The whole 'farmers don't get a fair price' is no truer for farmers than any other small business owner. If you buy milk from a local organic herd it's about as 'good' ethically, as you'll ever get, but as dairy cows have been bred selectively for generations for attributes to make them suitable for intensive farming there is bound to be a trade off in quality of life. Even organic cows give more milk than their median suspensory ligaments can cope with and don't have good longevity.

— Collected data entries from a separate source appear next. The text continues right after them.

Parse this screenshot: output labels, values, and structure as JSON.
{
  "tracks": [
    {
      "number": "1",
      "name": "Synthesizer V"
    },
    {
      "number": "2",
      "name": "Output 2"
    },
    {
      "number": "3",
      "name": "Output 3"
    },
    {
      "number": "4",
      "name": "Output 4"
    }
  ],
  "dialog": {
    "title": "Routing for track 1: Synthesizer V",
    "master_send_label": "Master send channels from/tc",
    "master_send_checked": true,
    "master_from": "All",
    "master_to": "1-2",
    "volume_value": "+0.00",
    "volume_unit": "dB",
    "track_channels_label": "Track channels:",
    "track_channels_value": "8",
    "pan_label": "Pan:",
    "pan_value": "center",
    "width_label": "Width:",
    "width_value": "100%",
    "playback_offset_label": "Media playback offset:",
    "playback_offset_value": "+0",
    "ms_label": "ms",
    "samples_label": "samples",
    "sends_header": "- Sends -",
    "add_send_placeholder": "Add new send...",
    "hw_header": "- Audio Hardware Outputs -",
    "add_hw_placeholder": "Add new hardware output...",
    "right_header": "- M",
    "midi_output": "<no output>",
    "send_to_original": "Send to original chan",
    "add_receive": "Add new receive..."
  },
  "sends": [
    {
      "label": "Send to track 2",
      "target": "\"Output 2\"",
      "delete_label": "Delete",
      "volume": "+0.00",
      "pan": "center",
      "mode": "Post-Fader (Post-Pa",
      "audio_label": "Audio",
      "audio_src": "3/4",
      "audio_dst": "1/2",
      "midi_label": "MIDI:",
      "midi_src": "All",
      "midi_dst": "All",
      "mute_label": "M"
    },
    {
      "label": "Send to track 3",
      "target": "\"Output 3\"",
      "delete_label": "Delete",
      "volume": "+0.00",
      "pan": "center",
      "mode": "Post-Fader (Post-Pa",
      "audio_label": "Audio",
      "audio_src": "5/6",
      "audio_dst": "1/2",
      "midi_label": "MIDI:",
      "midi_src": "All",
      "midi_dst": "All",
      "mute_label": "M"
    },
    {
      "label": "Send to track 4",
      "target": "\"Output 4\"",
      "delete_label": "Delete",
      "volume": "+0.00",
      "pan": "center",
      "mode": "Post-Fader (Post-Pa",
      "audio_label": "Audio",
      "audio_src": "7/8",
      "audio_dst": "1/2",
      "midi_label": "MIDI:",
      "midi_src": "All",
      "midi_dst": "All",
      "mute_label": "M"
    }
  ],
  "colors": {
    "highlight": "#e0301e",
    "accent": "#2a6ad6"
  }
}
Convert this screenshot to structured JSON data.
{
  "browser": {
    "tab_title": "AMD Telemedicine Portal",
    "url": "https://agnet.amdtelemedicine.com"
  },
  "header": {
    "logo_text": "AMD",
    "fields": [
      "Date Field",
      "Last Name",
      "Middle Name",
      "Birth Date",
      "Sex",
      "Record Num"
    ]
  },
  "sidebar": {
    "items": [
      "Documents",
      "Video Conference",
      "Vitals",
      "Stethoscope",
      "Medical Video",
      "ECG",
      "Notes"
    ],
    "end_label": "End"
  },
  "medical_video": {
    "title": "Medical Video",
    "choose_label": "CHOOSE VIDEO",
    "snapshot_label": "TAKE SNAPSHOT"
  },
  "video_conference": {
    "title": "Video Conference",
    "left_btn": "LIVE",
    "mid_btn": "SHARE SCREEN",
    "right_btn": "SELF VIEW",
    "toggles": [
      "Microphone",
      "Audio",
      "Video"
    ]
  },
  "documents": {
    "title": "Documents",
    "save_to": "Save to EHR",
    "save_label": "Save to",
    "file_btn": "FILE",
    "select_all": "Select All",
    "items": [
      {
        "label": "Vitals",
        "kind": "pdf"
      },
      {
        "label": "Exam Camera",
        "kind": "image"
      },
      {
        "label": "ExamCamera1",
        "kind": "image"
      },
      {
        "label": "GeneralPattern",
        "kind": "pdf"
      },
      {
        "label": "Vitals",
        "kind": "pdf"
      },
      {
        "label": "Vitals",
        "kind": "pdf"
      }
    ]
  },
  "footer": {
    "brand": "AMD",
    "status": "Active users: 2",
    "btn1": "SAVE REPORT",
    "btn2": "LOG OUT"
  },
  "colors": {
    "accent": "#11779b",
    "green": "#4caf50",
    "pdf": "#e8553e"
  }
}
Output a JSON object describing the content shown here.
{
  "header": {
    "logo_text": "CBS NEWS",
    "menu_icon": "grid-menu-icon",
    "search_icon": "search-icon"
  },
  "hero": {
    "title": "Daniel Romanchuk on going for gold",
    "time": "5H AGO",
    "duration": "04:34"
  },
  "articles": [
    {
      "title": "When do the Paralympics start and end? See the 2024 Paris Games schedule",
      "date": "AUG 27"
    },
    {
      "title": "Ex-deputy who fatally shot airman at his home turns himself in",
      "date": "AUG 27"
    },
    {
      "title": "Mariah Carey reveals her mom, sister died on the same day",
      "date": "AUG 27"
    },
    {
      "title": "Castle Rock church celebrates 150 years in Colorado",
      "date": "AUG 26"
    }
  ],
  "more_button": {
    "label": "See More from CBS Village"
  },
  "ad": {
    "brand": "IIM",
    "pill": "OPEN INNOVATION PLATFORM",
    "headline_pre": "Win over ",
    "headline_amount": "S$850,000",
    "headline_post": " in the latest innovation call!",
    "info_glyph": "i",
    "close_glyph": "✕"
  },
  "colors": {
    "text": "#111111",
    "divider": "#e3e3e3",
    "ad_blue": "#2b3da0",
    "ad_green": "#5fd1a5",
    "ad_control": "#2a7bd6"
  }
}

Goats are less intensively farmed, but their milk tastes goat-y. And you still need kids for goats to make milk- they dry off just like cows do! If you have a house cow you can keep her producing milk for years just like you can with goats, but the volume you'd get is pitiful. Long lactation is stressful on the udder- they become more susceptible to mastitis-causing organisms. In this country bull calves are not waste, or veal, they are reared for beef. Even my low moral standards struggled with the New Zealand approach to dairying, which I suspect is where kcass' examples come from. I quit, I couldn't believe they treated their stock as they did.
For your house cow, you need a
Dexter.
Soya is GM, nearly everywhere except in the EU, so your soya milk would have to be organic, and grown far enough away from other non-organic soya. (Soya is permissible protein for animal feed, a much bigger market than for human consumption). And soya doesn't grow well in the UK, so think of those food miles.
Rice milk is yakky.
So, no, you can't get ethical milk, except from your mum.
Lots of cultures just don't drink milk. It's for babies, not grown ups!